Sexta feira 13. Onze e meia da noite.
Seu Bentinho bateu à porta. Silêncio. Seu Bentinho bateu de novo.
– Cumpadre Bento! Sas hora passando aqui em casa. Quié que aconteceu? – Ô seu Chico, cê me perdoa, mai eu tinha que passa aqui pra ti devolve o dinhero do almoço. Gosto de fica devendo nada pra ninguém não. Ainda mais depois de hoje, ainda mais procê. – Ah cumpadre, num carecia de vim sas hora paga coisa qui nem me alembro. Mai já que cê ta aqui, entra! Vamo toma um café antes de dormi que é bom que dá sono.
Seu Bentinho entrou. Tudo escuro, tudo vazio. A casa era oca como um tambor, daqueles que ressoa um barulho estranho, alto, inconfundível. O som do luto, claro. Essa onda que quebra o frágil ser dentro do nosso peito, e ecoa num infinito distante, irreparável. A onda vai, a onda volta. O vazio fica. Todas as paredes eram iguais. Brancas. Com exceção daquela imagem da Virgem Maria, já bem gasta, que decorava inutilmente a estante onde antes bateu a sombra do caixão.
– É seu Chico. não tá facil. Oia só. A Ritinha da esquina, fia da dona Marta, que quando a gente era criança dava biscoito pa nóis, o cumpadre Aliceu, qui tinha mais de 70 anos nas costa, e agora teu irmão. Como que pode? Três velório seguido pra uma cidade miudinha dessa.
Compadre Chico abriu o bule de café, e sentou na mesa.
– Sei não Bentinho, sei não. Isso ai não tá normar. Meu irmão era véio já tava doente, mai ia na missa comunga todo domingo andando sozinho essas ladera arriba. Seu Aliceu também inda que véio trabaiava na loja qui nem moço de cidade grande. Pra mim isso é coisa di lobisome seu Bentinho, é trabaio do coisa ruim. – Ave Chico! Num diga coisa dessa não, hómi. – Pois é verdade. Meu pai qui contava qui quando ele era criança, lá pelas banda pra cima do Morro do Gigante, ele viu um bicho enorme adentrando pros mato de Minas Gerais, perto daquela capelinha di Guadalupe. Num era gente, mai tamém num era bicho. Era uma coisa feia qui só. O cão anda por essas banda Bento. Só isperô eu sai de casa pra pesca lambari onti a noite qui já ataco otro coitado. – Mai num brinque cum essas coisa Chico. Óia a Virge abençoando nois tudo aqui nessa casa. O qui teve co seu irmão foi acidente. Tamém essa iscada im caracol aqui nesse sobradão mai vazio que casca de jabuti. Mi dexa bobo vê ocê creditando em coisa ruim. – Só num vê quem num qué, Bento. Eu num temo purque Deus ta do meu lado. Mai ocê qui fique isperto. Vindo aqui sas hora da noite. A cidade vai cisma cocê hein. Inda mais peludo desse jeito qui ocê é, nunca vi hómi pra te tanta barba.

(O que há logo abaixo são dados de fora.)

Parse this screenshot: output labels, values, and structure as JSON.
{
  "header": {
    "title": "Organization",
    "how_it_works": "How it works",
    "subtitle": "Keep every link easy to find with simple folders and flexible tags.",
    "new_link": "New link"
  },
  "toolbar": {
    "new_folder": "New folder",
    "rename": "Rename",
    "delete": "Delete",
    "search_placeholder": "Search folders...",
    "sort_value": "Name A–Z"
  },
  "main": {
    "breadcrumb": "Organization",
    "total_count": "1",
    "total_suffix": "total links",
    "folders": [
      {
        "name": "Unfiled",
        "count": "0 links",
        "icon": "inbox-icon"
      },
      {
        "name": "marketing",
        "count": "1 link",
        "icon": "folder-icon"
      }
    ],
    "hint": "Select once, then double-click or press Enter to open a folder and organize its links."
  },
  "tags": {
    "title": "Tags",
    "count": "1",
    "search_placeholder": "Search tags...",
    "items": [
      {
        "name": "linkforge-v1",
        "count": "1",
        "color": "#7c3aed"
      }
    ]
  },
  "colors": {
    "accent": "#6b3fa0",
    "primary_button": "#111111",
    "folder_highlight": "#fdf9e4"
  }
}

Meia-noite Seu bentinho, espantado, não responde nada.
– Ixi! Oia a hora, Chico! Mió eu i andando antis qui esse nevoero dessas banda mi dexa perdido. - Cumpadre, é mês de juio i tá fazendo o maior frio, depois ocê fica doenti i vai di velório tamém, i andando sem blusa inda. Passa a noiti aqui qui cama num falta.

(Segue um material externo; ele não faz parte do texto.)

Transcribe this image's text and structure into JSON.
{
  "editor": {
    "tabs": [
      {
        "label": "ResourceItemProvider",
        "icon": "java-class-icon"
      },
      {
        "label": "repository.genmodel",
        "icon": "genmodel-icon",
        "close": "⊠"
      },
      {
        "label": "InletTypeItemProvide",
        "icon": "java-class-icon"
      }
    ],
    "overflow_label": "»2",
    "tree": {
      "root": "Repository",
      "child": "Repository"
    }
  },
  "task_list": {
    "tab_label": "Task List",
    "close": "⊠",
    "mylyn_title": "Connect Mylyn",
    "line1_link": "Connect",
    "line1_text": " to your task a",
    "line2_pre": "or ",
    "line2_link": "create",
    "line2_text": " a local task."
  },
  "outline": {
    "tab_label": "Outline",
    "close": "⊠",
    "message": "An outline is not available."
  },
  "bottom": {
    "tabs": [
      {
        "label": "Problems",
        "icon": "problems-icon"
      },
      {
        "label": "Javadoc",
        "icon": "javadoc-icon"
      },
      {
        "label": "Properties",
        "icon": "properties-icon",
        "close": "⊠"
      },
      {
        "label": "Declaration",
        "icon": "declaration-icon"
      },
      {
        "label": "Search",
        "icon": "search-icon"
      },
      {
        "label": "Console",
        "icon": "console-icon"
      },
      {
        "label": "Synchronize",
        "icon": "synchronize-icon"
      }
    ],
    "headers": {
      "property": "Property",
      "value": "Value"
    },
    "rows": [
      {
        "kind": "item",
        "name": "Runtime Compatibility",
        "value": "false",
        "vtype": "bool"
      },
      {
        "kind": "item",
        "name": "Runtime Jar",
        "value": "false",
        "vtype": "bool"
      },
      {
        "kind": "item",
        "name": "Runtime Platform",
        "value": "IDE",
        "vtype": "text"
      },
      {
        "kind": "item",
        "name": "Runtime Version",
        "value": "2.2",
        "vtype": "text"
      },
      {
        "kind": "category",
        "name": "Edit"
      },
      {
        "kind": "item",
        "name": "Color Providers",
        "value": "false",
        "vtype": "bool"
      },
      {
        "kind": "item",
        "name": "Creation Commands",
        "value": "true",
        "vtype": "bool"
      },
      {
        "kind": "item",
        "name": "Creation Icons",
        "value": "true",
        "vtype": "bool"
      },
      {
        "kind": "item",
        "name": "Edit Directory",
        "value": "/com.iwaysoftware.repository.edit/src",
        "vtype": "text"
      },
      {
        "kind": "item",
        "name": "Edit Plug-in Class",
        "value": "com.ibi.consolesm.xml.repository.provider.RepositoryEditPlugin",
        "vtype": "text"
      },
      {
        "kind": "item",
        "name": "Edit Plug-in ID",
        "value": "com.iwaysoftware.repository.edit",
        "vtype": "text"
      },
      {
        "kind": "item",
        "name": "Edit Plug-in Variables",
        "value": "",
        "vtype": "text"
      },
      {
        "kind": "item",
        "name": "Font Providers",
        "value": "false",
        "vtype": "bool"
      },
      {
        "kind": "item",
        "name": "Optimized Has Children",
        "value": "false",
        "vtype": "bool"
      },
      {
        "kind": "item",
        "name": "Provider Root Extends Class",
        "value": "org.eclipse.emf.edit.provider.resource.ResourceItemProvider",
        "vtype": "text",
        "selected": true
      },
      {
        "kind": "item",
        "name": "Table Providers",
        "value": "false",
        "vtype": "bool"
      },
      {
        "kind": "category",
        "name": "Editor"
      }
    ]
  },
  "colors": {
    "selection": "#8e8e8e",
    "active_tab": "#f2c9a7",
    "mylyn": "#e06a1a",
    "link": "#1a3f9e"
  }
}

Os pelos do braço de Seu Bento se arrepiam.
– Sabe o qui é, cumpadi, é qui minha muié tá mi isperando, i si ela acha q fui pô bar eu durmo e na rua. Preciso i mesmo. – Mai num fique assim qui eu converso com ela dispois, num tem purquê tanta braveza. Vamo, compadre, vamo subi pro seu quarto qui já ta tardi.
A testa do compadre Bentinho brilha. Um suor enigmático corre sua pele salgada, parecia que havia sido mergulhado num balde de manteiga que se rastejava pelo seu corpo. O rosto, áspero de sol, refletia uma sensação inexplicável de dor sufocante que corria das unhas dos pés até a ponta dos cabelos. Lá vinha um tremelique. Pensou em Deus, nas montanhas do Gigante, no seu pai, no velório, na fazenda, e a neblina e o frio escaldante da noite ,virgem, como a santa que cravava os olhos nele. Era ele! O coisa ruim! Era ele!
– Chico, sai de perto! - gritava- To ti avisando, Chico! Fica longe! Fica longe!
Mas não deu tempo de mais nada. Seu Chico, já transformado naquela coisa que tirou o fôlego de Bentinho, arrancou a cabeça molhada de suor numa mordida descomunal. As paredes se pintam com as cores de compadre Bentinho. Não era bicho. Não era gente. O diabo surge na neblina da cidade.